On lui avait tellement rapporté que le chaste chevalier était tombé amoureux fou d'elle qu'elle ne pouvait s'empêcher de manifester un peu de coquetterie dans leurs rapports.

Une chose était certaine, c'est qu'il avait pris parti pour eux avec fougue, jusqu'à se faire accuser « d'avoir perdu la raison et de s'être laissé envoûter ». En ami loyal il avait tenu bon. Et l'entrevue d'aujourd'hui devait beaucoup à son courage.

– Et moi ? intervint Ville d'Avray.

Il avait froncé les sourcils en entendant le comte de Loménie déclarer : « Je vous prends sous ma protection. »

– Quoi ! On nous bombarde. On nous sépare de notre escorte.
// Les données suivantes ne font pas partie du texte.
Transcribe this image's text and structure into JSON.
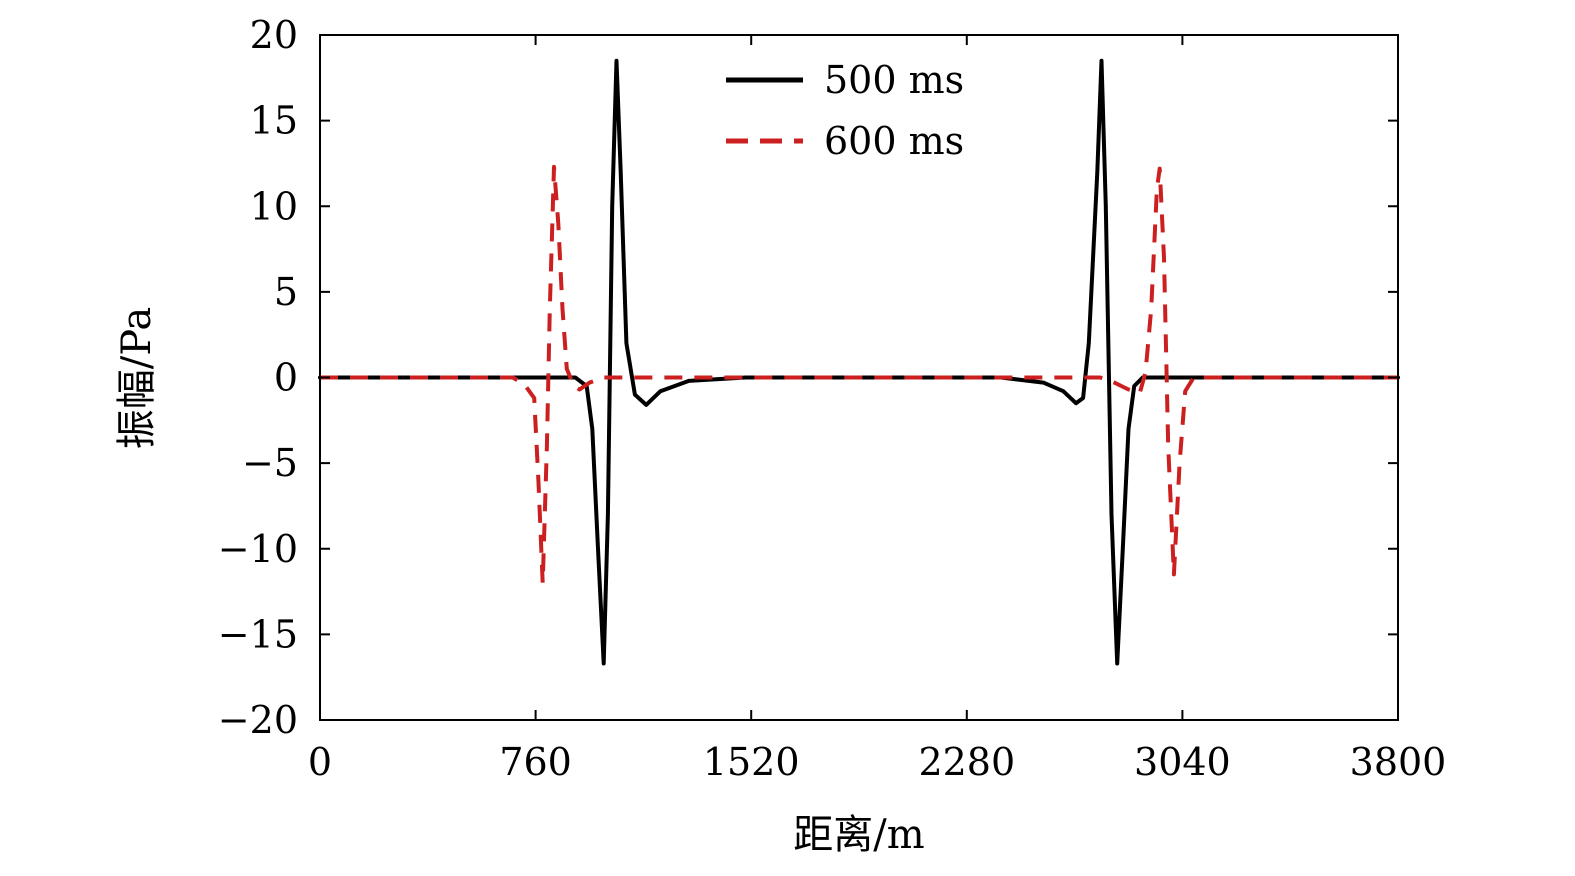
{
  "chart_data": {
    "type": "line",
    "title": "",
    "xlabel": "距离/m",
    "ylabel": "振幅/Pa",
    "xlim": [
      0,
      3800
    ],
    "ylim": [
      -20,
      20
    ],
    "xticks": [
      0,
      760,
      1520,
      2280,
      3040,
      3800
    ],
    "xtick_labels": [
      "0",
      "760",
      "1520",
      "2280",
      "3040",
      "3800"
    ],
    "yticks": [
      20,
      15,
      10,
      5,
      0,
      -5,
      -10,
      -15,
      -20
    ],
    "ytick_labels": [
      "20",
      "15",
      "10",
      "5",
      "0",
      "−5",
      "−10",
      "−15",
      "−20"
    ],
    "grid": false,
    "legend_position": "top-center",
    "series": [
      {
        "name": "500 ms",
        "color": "#000000",
        "style": "solid",
        "points": [
          [
            0,
            0
          ],
          [
            900,
            0
          ],
          [
            940,
            -0.5
          ],
          [
            960,
            -3
          ],
          [
            980,
            -10
          ],
          [
            1000,
            -16.7
          ],
          [
            1015,
            -8
          ],
          [
            1030,
            10
          ],
          [
            1045,
            18.5
          ],
          [
            1060,
            12
          ],
          [
            1080,
            2
          ],
          [
            1110,
            -1
          ],
          [
            1150,
            -1.6
          ],
          [
            1200,
            -0.8
          ],
          [
            1300,
            -0.2
          ],
          [
            1500,
            0
          ],
          [
            2200,
            0
          ],
          [
            2400,
            0
          ],
          [
            2550,
            -0.3
          ],
          [
            2620,
            -0.8
          ],
          [
            2665,
            -1.5
          ],
          [
            2690,
            -1.2
          ],
          [
            2710,
            2
          ],
          [
            2740,
            12
          ],
          [
            2755,
            18.5
          ],
          [
            2770,
            10
          ],
          [
            2790,
            -8
          ],
          [
            2810,
            -16.7
          ],
          [
            2830,
            -10
          ],
          [
            2850,
            -3
          ],
          [
            2870,
            -0.5
          ],
          [
            2900,
            0
          ],
          [
            3800,
            0
          ]
        ]
      },
      {
        "name": "600 ms",
        "color": "#cc1f1f",
        "style": "dashed",
        "points": [
          [
            0,
            0
          ],
          [
            680,
            0
          ],
          [
            720,
            -0.4
          ],
          [
            755,
            -1.2
          ],
          [
            770,
            -6
          ],
          [
            785,
            -12
          ],
          [
            800,
            -4
          ],
          [
            810,
            4
          ],
          [
            825,
            12.3
          ],
          [
            840,
            9
          ],
          [
            855,
            4
          ],
          [
            870,
            0.5
          ],
          [
            895,
            -0.5
          ],
          [
            915,
            -0.7
          ],
          [
            950,
            -0.3
          ],
          [
            1000,
            0
          ],
          [
            2750,
            0
          ],
          [
            2800,
            -0.3
          ],
          [
            2850,
            -0.7
          ],
          [
            2890,
            -0.9
          ],
          [
            2910,
            0.3
          ],
          [
            2930,
            4
          ],
          [
            2950,
            11
          ],
          [
            2960,
            12.2
          ],
          [
            2975,
            7
          ],
          [
            2990,
            -4
          ],
          [
            3010,
            -11.5
          ],
          [
            3030,
            -5
          ],
          [
            3050,
            -0.8
          ],
          [
            3080,
            0
          ],
          [
            3800,
            0
          ]
        ]
      }
    ]
  }
}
Nous débarquons dans la vase des bas quartiers sans que personne ne s'en avise et ne vole à notre secours... Nous nous colletons avec la canaille pour nous rendre à grand-peine jusqu'à vous. Je défends Madame de Peyrac au péril dé ma vie. J'évite à Monsieur de Frontenac une rupture diplomatique grave. Qui sait ? La guerre, peut-être ! Et ce n'est pas moi qui aurai l'honneur de présenter Madame de Peyrac au gouverneur et aux notables, mais vous ? Croyez-vous, Monsieur de Loménie, que vous n'avez qu'à surgir pour vous adjuger le beau rôle ?

– Calmez-vous, marquis, fit le chevalier surpris. Et recevez toutes mes excuses. Je ne m'attendais pas à votre présence.

– C'est complet !

– Je ne vous avais pas vu.

– Je vous avais pourtant adressé la parole et vous m'avez répondu... Mais vous étiez absent, transporté, ébloui ! Par ELLE, évidemment. Notez que je conçois votre saisissement et je peux même l'excuser, mais... je ne m'en effacerai pas pour autant...

– Eh bien ! c'est moi qui m'effacerai, consentit en riant le comte de Loménie-Chambord.

Cependant, il ne lâcha pas la main d'Angélique. Il se plaça seulement à sa gauche, tandis que le marquis se mettait à sa droite.

Encadrée par eux, Angélique fit son entrée sur la Place Royale qui était aussi la place du marché de la Basse-Ville, noire de monde.

Son apparition suscita des remous, un silence, puis des cris, des acclamations et des ovations éclatèrent.

L'absence de M. de Frontenac entraînait du désordre dans le protocole.

Angélique distingua les officiels dans le fond de la place autour d'une estrade. Tous vêtus d'atours aux vives couleurs et d'uniformes chamarrés. En l'apercevant, ils oscillèrent dans sa direction et Angélique eut l'impression de les voir s'abattre autour d'elle comme un vol de gros oiseaux des îles.

Elle fut entourée aussitôt de souhaits et de compliments chaleureux, de protestations d'amitié, de propositions à se désaltérer, à s'asseoir, d'être menée au gouverneur qui n'était pas là, en attendant d'être présentée aux uns et aux autres, tous importants.

On les guida vers l'estrade qui était dressée au centre de la Place Royale et sur laquelle étaient disposées des tables nappées de blanc et surchargées de gobelets et de pichets d'étain, de verres et de hanaps dont le cristal miroitait au soleil d'hiver et d'aiguières de vermeil.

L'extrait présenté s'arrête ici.